Visa is testing a new type of credit card
that's got additional security measures built in as a means of cutting down on "card not present" (CNP) fraud -- the fraudulent sales rung up using stolen credit-card numbers and the security codes that are normally printed on the cards. Visa's new cards have a small screen on the back that displays a six-digit code when the cardholder enters a PIN on the card's keypad, making it sound like Visa has basically built in a tiny version of something akin to the SecurID
, a popular two-factor authentication device for corporate computer networks. The devices generate an additional one-time password using an algorithm synced with the system on the other end; the user enters this password when they attempt to log on, or in Visa's case, make a CNP transaction.
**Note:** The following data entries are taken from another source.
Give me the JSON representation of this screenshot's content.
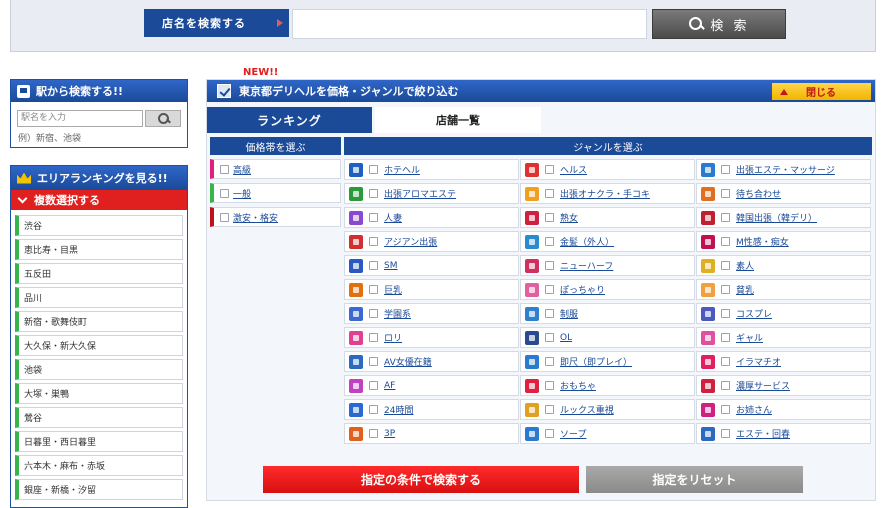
{
  "top_search": {
    "shop_button": "店名を検索する",
    "search_button": "検 索",
    "input_value": ""
  },
  "station": {
    "title": "駅から検索する!!",
    "placeholder": "駅名を入力",
    "example": "例）新宿、池袋"
  },
  "area": {
    "title": "エリアランキングを見る!!",
    "multi_select": "複数選択する",
    "items": [
      "渋谷",
      "恵比寿・目黒",
      "五反田",
      "品川",
      "新宿・歌舞伎町",
      "大久保・新大久保",
      "池袋",
      "大塚・巣鴨",
      "鶯谷",
      "日暮里・西日暮里",
      "六本木・麻布・赤坂",
      "銀座・新橋・汐留"
    ]
  },
  "genre_panel": {
    "new_badge": "NEW!!",
    "title": "東京都デリヘルを価格・ジャンルで絞り込む",
    "close_label": "閉じる",
    "tab_ranking": "ランキング",
    "tab_list": "店舗一覧",
    "price_header": "価格帯を選ぶ",
    "genre_header": "ジャンルを選ぶ",
    "prices": [
      {
        "label": "高級",
        "color": "#e0207a"
      },
      {
        "label": "一般",
        "color": "#38b54a"
      },
      {
        "label": "激安・格安",
        "color": "#c0101a"
      }
    ],
    "genres": [
      {
        "label": "ホテヘル",
        "icon": "hotel-icon",
        "color": "#1f5fbf"
      },
      {
        "label": "ヘルス",
        "icon": "house-icon",
        "color": "#e03030"
      },
      {
        "label": "出張エステ・マッサージ",
        "icon": "car-icon",
        "color": "#2a7ad0"
      },
      {
        "label": "出張アロマエステ",
        "icon": "aroma-icon",
        "color": "#2a9a3a"
      },
      {
        "label": "出張オナクラ・手コキ",
        "icon": "hand-icon",
        "color": "#f0a020"
      },
      {
        "label": "待ち合わせ",
        "icon": "meet-icon",
        "color": "#e07020"
      },
      {
        "label": "人妻",
        "icon": "wife-icon",
        "color": "#8a4ad0"
      },
      {
        "label": "熟女",
        "icon": "lipstick-icon",
        "color": "#d02040"
      },
      {
        "label": "韓国出張（韓デリ）",
        "icon": "korea-flag-icon",
        "color": "#c02030"
      },
      {
        "label": "アジアン出張",
        "icon": "asian-icon",
        "color": "#d03030"
      },
      {
        "label": "金髪（外人）",
        "icon": "blonde-icon",
        "color": "#2a8ad0"
      },
      {
        "label": "M性感・痴女",
        "icon": "whip-icon",
        "color": "#c01050"
      },
      {
        "label": "SM",
        "icon": "sm-icon",
        "color": "#2a5ac0"
      },
      {
        "label": "ニューハーフ",
        "icon": "newhalf-icon",
        "color": "#d03060"
      },
      {
        "label": "素人",
        "icon": "amateur-icon",
        "color": "#e0b020"
      },
      {
        "label": "巨乳",
        "icon": "big-breast-icon",
        "color": "#e07010"
      },
      {
        "label": "ぽっちゃり",
        "icon": "chubby-icon",
        "color": "#e060a0"
      },
      {
        "label": "貧乳",
        "icon": "small-breast-icon",
        "color": "#f0a040"
      },
      {
        "label": "学園系",
        "icon": "pencil-icon",
        "color": "#3a6ad0"
      },
      {
        "label": "制服",
        "icon": "uniform-icon",
        "color": "#3080d0"
      },
      {
        "label": "コスプレ",
        "icon": "cosplay-icon",
        "color": "#4a5ac0"
      },
      {
        "label": "ロリ",
        "icon": "ribbon-icon",
        "color": "#e04090"
      },
      {
        "label": "OL",
        "icon": "office-icon",
        "color": "#2a4a90"
      },
      {
        "label": "ギャル",
        "icon": "gal-icon",
        "color": "#e050a0"
      },
      {
        "label": "AV女優在籍",
        "icon": "film-icon",
        "color": "#2a6ac0"
      },
      {
        "label": "即尺（即プレイ）",
        "icon": "quick-icon",
        "color": "#2a7ad0"
      },
      {
        "label": "イラマチオ",
        "icon": "lips-icon",
        "color": "#e02060"
      },
      {
        "label": "AF",
        "icon": "af-icon",
        "color": "#c040c0"
      },
      {
        "label": "おもちゃ",
        "icon": "toy-icon",
        "color": "#e02040"
      },
      {
        "label": "濃厚サービス",
        "icon": "heart-icon",
        "color": "#d02040"
      },
      {
        "label": "24時間",
        "icon": "clock-icon",
        "color": "#2a6ad0"
      },
      {
        "label": "ルックス重視",
        "icon": "looks-icon",
        "color": "#e0a020"
      },
      {
        "label": "お姉さん",
        "icon": "sister-icon",
        "color": "#d02080"
      },
      {
        "label": "3P",
        "icon": "threesome-icon",
        "color": "#e06020"
      },
      {
        "label": "ソープ",
        "icon": "soap-icon",
        "color": "#2a7ad0"
      },
      {
        "label": "エステ・回春",
        "icon": "drop-icon",
        "color": "#2a6ac0"
      }
    ],
    "submit_label": "指定の条件で検索する",
    "reset_label": "指定をリセット"
  }
}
If the passwords match, the transaction goes ahead. It sounds like a good way to cut down on CNP fraud, but is it just a way to try and gloss over the massive data leaks
that see millions of credit-card numbers lost out into the world? It almost seems that if these new anti-fraud cards make it to market, the party line will be "the data leaks don't matter anymore" -- but criminals will still be able to obtain credit-card numbers and make fake cards with the stolen info (for card-present fraud). It might make criminals' lives a little more difficult, but it won't make credit-card fraud impossible. Raising the level of security on credit cards is, without question, a good thing. But unless it involves doing more
to stop massive data leaks, it's not enough.